A lot of this is like handicapping a thoroughbred horse race, with many data points (many of them conflicting). Sometimes, a sure winner will fall flat on its face. And sometimes your hunch is right, and a longshot comes in.
Take your time. Try a few wines. Don’t buy any cases yet – especially of a wine that you’ve never tasted!
Here are some very personal and biased tips on wines to look out for from the Old World. This is by no means an exhaustive list and features a mix of price points. But many of these wines will be priced between $50 and $100, if not more in some examples:
Red Burgundy: Bourgognes from good producers in ripe vintages like 2005, 2009; village wines that are “open” from less heralded vintages like 2007 and 2014: Fourrier, Mugneret-Gibourg, d’Angerville, Bertheau, Chevillon, Bize
White Burgundy: St. Aubin is a sweet spot for typicity and value (Colin-Morey or Lamy); Chablis from Dauvissat
Red Bordeaux: Look for both Left Bank and Right Bank wines in unheralded vintages now ready to drink – 1999 and 2001. Sociando Mallet is a consistent QPR winner for classic claret profile.
Northern Rhone: Hard to find value married with true excitement IMO; but St. Joseph wines from Gonon, Faury and Chave Estate are good place to start …
Southern Rhone There’s a sea of indistinct Cotes du Rhone, but some bottlings from great producers like Beaucastel and Chateau des Tours (Rayas) are good QPR – baby Chateauneuf du Papes at a fraction of the price. Also look for Gigondas and Vacqueyras, as well as aged Tempier Bandol reds
Red Loire Not an expert, but I’m partial to leafy, crunchy Chinons from Breton and Baudry. You often find aged bottles at very attractive pricing.

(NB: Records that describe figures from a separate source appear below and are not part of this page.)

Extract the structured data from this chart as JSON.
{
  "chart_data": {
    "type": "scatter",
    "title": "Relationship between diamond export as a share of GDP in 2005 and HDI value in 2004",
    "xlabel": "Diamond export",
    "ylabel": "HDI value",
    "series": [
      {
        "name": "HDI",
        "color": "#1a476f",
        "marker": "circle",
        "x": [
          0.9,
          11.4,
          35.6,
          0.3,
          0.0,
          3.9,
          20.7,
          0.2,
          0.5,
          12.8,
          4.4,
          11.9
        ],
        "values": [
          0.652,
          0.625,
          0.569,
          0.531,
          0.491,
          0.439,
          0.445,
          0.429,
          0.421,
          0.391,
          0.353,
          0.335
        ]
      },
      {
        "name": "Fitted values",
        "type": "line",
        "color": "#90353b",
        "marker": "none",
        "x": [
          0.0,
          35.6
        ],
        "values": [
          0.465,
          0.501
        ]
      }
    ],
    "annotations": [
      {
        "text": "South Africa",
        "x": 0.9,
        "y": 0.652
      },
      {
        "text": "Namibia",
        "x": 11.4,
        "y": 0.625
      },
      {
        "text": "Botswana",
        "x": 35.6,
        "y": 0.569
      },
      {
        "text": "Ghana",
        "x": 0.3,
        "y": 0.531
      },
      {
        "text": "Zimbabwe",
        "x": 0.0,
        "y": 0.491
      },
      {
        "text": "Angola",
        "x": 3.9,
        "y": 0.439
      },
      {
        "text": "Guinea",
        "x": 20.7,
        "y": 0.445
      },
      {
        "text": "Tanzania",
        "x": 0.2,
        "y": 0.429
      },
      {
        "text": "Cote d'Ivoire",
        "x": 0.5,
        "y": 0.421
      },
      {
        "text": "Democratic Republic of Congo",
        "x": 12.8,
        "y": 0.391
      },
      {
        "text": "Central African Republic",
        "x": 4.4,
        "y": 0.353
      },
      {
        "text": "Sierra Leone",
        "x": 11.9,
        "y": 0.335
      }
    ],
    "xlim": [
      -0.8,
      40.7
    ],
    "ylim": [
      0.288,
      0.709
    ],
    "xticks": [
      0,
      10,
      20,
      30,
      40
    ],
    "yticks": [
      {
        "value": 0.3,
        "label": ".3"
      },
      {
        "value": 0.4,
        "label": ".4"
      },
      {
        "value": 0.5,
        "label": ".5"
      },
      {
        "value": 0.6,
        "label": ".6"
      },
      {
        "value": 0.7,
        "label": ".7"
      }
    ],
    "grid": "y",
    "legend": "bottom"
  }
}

White Loire: Francois Cotat for Sancerre; look out for aged Savennieres for a cerebral Chenin Blanc!
Barolo: You will have to pay for aged wines, but many drink well on the young side – Burlotto, Vajra. I am also a fan of buying lesser appellation wines (Langhe nebbiolo, Barbera, Dolcetto) from masters like Giacosa and Conterno
Brunello: Like the Loire, relatively easy to find good, aged wines from vintages like 1997. I like Ciacci, Col d’Orcia, Banfi … I find Riservas often not worth extra tariff.
Riesling: Buy kabinett, spatlese and auselese from great producers (Prum, Donnhoff) in good years (2001, 2005, 2009, 2015) to see if these wines are for you. Easy to find; won’t break the bank.
Champagne: Vintage grower champagne is the way to go for maximum craft and attractive pricing … Egly, Vilmart, Peters
Rose: I adore Tempier’s rose as the consummate summer sipper and am willing to pay the tarrif. Loire roses are crisp and refreshing (Crochet, Baudry)
Dessert: Raymond Lafon is a good value play in Sauternes, as is de Fargues at upper end (Y’quem at half the price?)